The ATU, instead of appealing to its own members, has instead called upon the District of Columbia’s Department of Transportation (DDOT) to force “RATP Dev to get serious about bargaining in good faith and put real money on the table.” This is despite having to admit only a few sentences later that it is “frustrated that DDOT would publish press releases based on whatever RATP Dev tells them, despite DDOT claiming for over a year that they are unable to legally talk with Local 689.”
This is another hapless tactic drawn straight from the Transdev strike playbook. While the ATU appeals to the city authority to put pressure on the offending contractor, the local government openly sides with the latter against the workers. In 2019, this also took the form of the ATU promoting local Democratic Party politicians’ calls for WMATA to end the strike by creating “transportation alternatives,” meaning the hiring of scabs to offset the walkout’s impact.
This duplicitous strategy continues in the Circulator strike, with the ATU inviting local Democratic Party politicians to bolster their “labor-friendly” credentials by paying visits to the picket line amid an ongoing mayoral election. But these so-called “friends of labor” are seeking to impose devastating cuts to jobs, pay and public services amid the ongoing transit system crisis.
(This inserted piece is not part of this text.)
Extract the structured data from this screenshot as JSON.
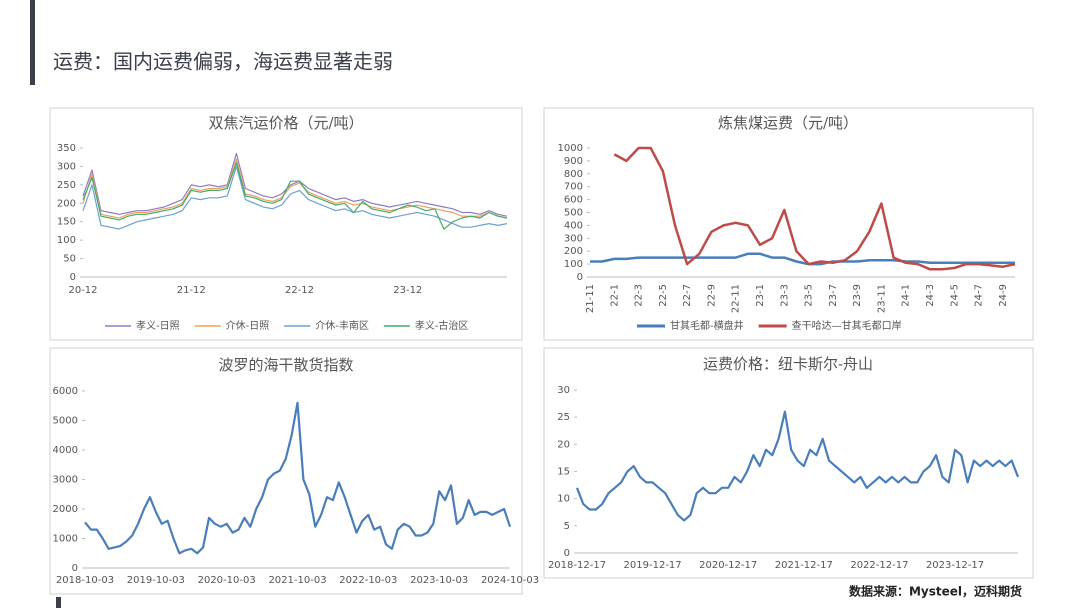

Finally, by calling the strike due to “unfair labor practices” and RATP Dev’s “bad faith,” the ATU reserves the right to end the walkout at any time on the grounds that sudden “progress” in negotiations has been made.
This is under conditions where a wave of strikes has erupted throughout the United States and internationally. Working people are increasingly demanding wages and supports that offset the impact of inflation caused by the pandemic and the disruption of supply chains due to the US-backed war in Europe.
In the Washington, D.C. region and in transit, this has taken the form of a one-day walkout of Metrobus call center workers and a threatened strike of 5,000 Southeastern Pennsylvania Transportation Authority (SEPTA) which was narrowly averted by the Transport Workers Union last year.
While the Circulator drivers go out on strike, at Sysco Baltimore, located in the Washington, D.C.-Baltimore suburb of Jessup, Maryland, nearly 300 delivery drivers and warehouse workers also began a strike last Wednesday after months of contract negotiations between the global food and kitchenware distributor and Teamsters Local 355 broke down.
Workers are demanding an end to mandatory work shifts during holidays and other abusive practices. 'We have problems (with) the way they treat the men down (at) Sysco. It's always been that way,' said Ron Daniels to WBALTV. Daniels, who worked for the corporation for nearly a half-century, stated that it was the first time he recalls being on strike. According to WBALTV, “there is no word” on when a resolution could be reached to end the strike.